Dagmar Fohl – Alma
- Verlag: Gmeiner Verlag
- Seitenzahl: 212
- Teil einer Reihe?: Nein
- Inhalt:Es ist die Geschichte des Juden Aaron Stern, der als Deutscher in Hamburg aufwächst, mit Freude im Musikladen seines Vaters mitarbeitet, ein normales Kind, Gleicher unter Gleichen, bis er mit dewr Machtübernahme durch die Nationalsozialisten zum „Volljuden“ wird. Er ist ein leidenschaftlicher und begabter Cellospieler, was ihm später eine Überlebenschance im KZ Ausschwitz verschafft. Gleichzeitig ist es die Möglichkeit, aus der äußeren gnadenlosen, feindlichen und zerstörerischen Welt zu entfliehen.

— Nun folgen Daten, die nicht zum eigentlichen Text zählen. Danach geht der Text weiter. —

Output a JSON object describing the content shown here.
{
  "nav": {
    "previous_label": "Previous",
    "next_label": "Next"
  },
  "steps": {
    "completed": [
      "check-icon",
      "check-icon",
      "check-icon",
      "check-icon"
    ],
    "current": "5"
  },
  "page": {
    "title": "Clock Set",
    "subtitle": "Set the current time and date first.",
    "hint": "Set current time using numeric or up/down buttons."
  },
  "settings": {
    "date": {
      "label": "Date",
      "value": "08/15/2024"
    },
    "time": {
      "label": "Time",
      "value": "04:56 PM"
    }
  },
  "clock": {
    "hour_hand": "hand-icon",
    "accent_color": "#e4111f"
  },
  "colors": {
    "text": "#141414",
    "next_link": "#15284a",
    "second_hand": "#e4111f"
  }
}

1939 muss er Deutschland verlassen, da die Bedingungen für ihn und seine schwangere Frau Leah zu bedrohlich werden. Die Tochter Alma kommt aufgrund der Aufregungen und Anstrengungen zu früh zur Welt und ist zu schwach, um mit auf die Ausreise mit dem Schiff „St. Louis“ genommen zu werden. Schweren Herzens überlassen die Sterns die Tochter einem befreundeten Ehepaar und begeben sich auf die Reise nach Kuba, vorerst noch in der Hoffnung, Alma nachholen zu können. Doch die Hoffnung zerbricht, als die Kubanische Regierung die Einreiseerlaubnis zurückzieht und das Schiff auf der Suche nach einem Aufnahmeland eine vieltägige Irrfahrt unternehmen muss. Im Juni 1939 landet die St. Louis im Hafen von Antwerpen und Aaron und Leah kommen in ein Flüchtlingsaufnahmelager. Später werden sie nach Ausschwitz deportiert und erleiden in dem Vernichtungslager unvorstellbare Gräuel. Einzig die Musik rettet Aaron vor dem Schlimmsten und zurückgekehrt nach Hamburg, versucht er einen Neuanfang, der zunächst davon getragen ist, seine Tochter zu finden. Doch dann nehmen die Ereignisse unerwartete Wendungen. - Rezension: Als ich die Geschichte der Sterns ausgelesen hatte, war ich verwundert, dass die Welt draußen in Ordnung war. Das konnte eigentlich nicht sein, nachdem man so in das Schicksal eingesogen worden war! Intensiv und authentisch schildert die Autorin ihre Protagonisten. Es gelingt ihr vorzüglich, geschichtliche Fakten und fiktive Charaktere miteinander zu verbinden, so dass eine wahre Geschichte entsteht, wie sie vielen zugestoßen ist, aber mit Aaron erfährt der Leser mehr als furchtbare Behandlungen und Vorgänge in den KZs und Vernichtungslagern. Man erfährt viele Facetten eines gequälten Körpers und einer gefolterten Seele, die überleben wollen und dazu versuchen, die Sicht der Dinge für sich einzuordnen. Aaron ist Musiker im Lagerorchester und genießt dadurch Privilegien, die andere nicht haben. Er entwickelt später Schuldgefühle darüber, dass er seinen Lebenskampf mit dem Cello geführt hatte und darüber, dass er sich in das Grauen hatte einbinden lassen. Die Autorin schildert auch die andere Seite der Opfer: „ Juden wurden zu Handlangern in allen Bereichen in den Lagern und machten alles, um sich zu retten. Nur wenige kannten das Gefühl des Mitleids.“
Die Schilderung des Schicksals der Juden, exemplarisch dargestellt an Aaron, führt bei dem Leser immer wieder zu einem ungläubigen Gefühl der Unfassbarkeit, wozu der Mensch fähig ist. Aber die andere Seite regt an, darüber nachzudenken, wie weit man selbst gegangen wäre, um zu überleben.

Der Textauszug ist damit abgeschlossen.